Methods: We located published reports of nicotine replacement therapy (NRT), bupropion sustained release (SR) and varenicline clinical trials using an approach based on prior Cochrane reviews. The reports were searched for alcohol-related inclusion/exclusion criteria and for findings related to alcohol.
Results: The present review included 212 published reports from 149 trials. Alcohol-related exclusion criteria appeared frequently (41.6% of trials)--45/125 NRT trials (36%), 15/22 bupropion SR trials (68.2%) and 3/3 varenicline trials--and most commonly involved exclusion of participants with either current or recent alcohol problems. Most studies failed to provide any baseline alcohol-related characteristics.

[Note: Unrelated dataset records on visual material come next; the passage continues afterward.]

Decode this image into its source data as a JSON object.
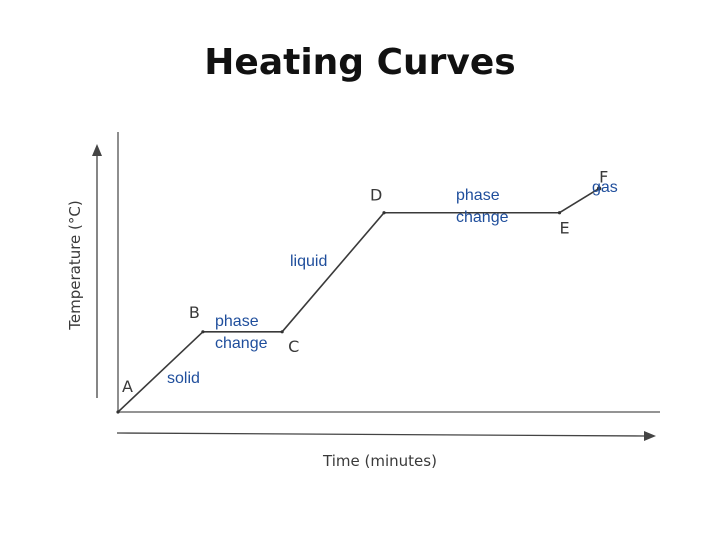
{
  "slide": {
    "title": "Heating Curves"
  },
  "chart_data": {
    "type": "line",
    "title": "Heating Curves",
    "xlabel": "Time (minutes)",
    "ylabel": "Temperature (°C)",
    "grid": false,
    "series": [
      {
        "points": [
          {
            "label": "A",
            "x": 0,
            "y": 0
          },
          {
            "label": "B",
            "x": 1.5,
            "y": 3.3
          },
          {
            "label": "C",
            "x": 2.9,
            "y": 3.3
          },
          {
            "label": "D",
            "x": 4.7,
            "y": 8.2
          },
          {
            "label": "E",
            "x": 7.8,
            "y": 8.2
          },
          {
            "label": "F",
            "x": 8.5,
            "y": 9.2
          }
        ]
      }
    ],
    "annotations": [
      {
        "lines": [
          "solid"
        ]
      },
      {
        "lines": [
          "phase",
          "change"
        ]
      },
      {
        "lines": [
          "liquid"
        ]
      },
      {
        "lines": [
          "phase",
          "change"
        ]
      },
      {
        "lines": [
          "gas"
        ]
      }
    ]
  }
}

Eleven trials reported on the relationship between alcohol history and likelihood of smoking cessation. In the majority of these studies, smokers with a past history of alcohol problems were not at a disadvantage, although contrary findings exist. Only two studies examined the potential influence of smoking cessation on alcohol use.
Conclusions: Smokers with alcohol problems, particularly those with current or recent problems, are underrepresented in studies of approved pharmacotherapy for smoking cessation. Future trials should assess alcohol use at baseline and during treatment and examine reciprocal influences between alcohol consumption and smoking cessation.